S&P Global, a global rating agency, has lowered Pakistan’s long-term sovereign credit rating from “B” to “CCC+” to reflect the persistently declining external, fiscal and economic parameters of the country.
The agency said that Pakistan’s already meagre foreign exchange reserves would continue to be under pressure through 2023 unless oil prices fall or foreign aid increases.
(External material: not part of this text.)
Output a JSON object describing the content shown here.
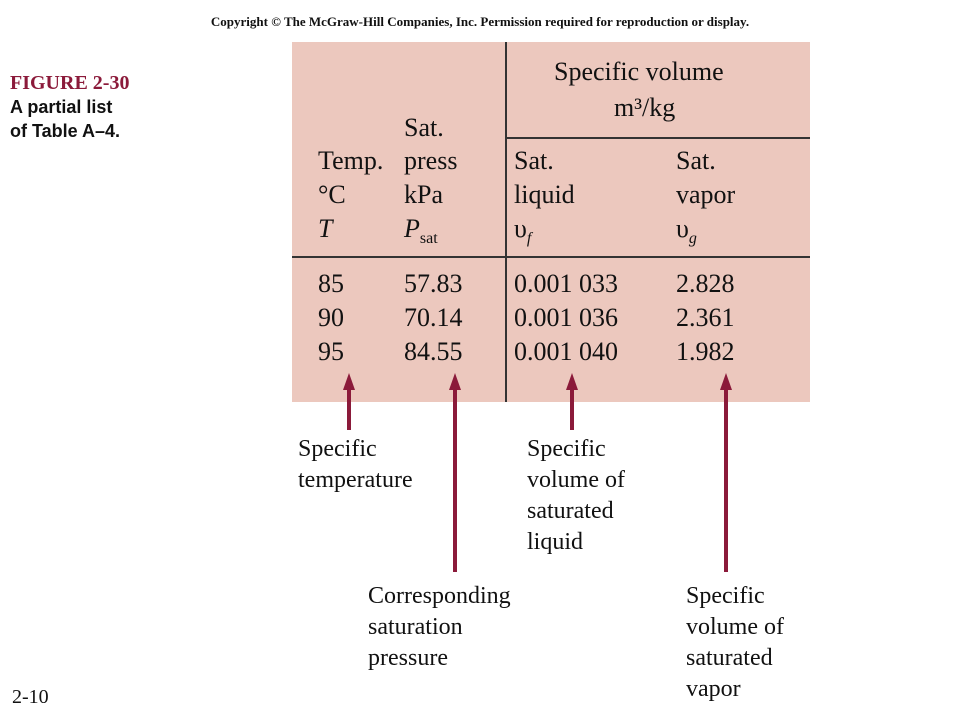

It also said that the nation has also been confronting significant political risks that might alter its future course of policies.
According to the research by S&P Global, Pakistan’s economic and fiscal results were predicted to be negatively impacted by this year’s devastating floods.
It said that skyrocketing food and energy prices along with rising global interest rates with refinancing issues over the medium term have become difficult for the country’s economy.
However, the agency maintained a “stable” outlook for the country.
Earlier another global rating agency Fitch had cut Pakistan’s sovereign credit rating to ‘CCC+’ from ‘B-‘ on October 21. Fitch cited further deterioration in Pakistan’s external liquidity and funding conditions and a drop in foreign exchange (FX) reserves.
Similarly, Moody’s Investor Service had also cut Pakistan’s sovereign credit rating by one notch to ‘Caa1’ from ‘B3’ citing increased government liquidity and external vulnerability risks on October 6.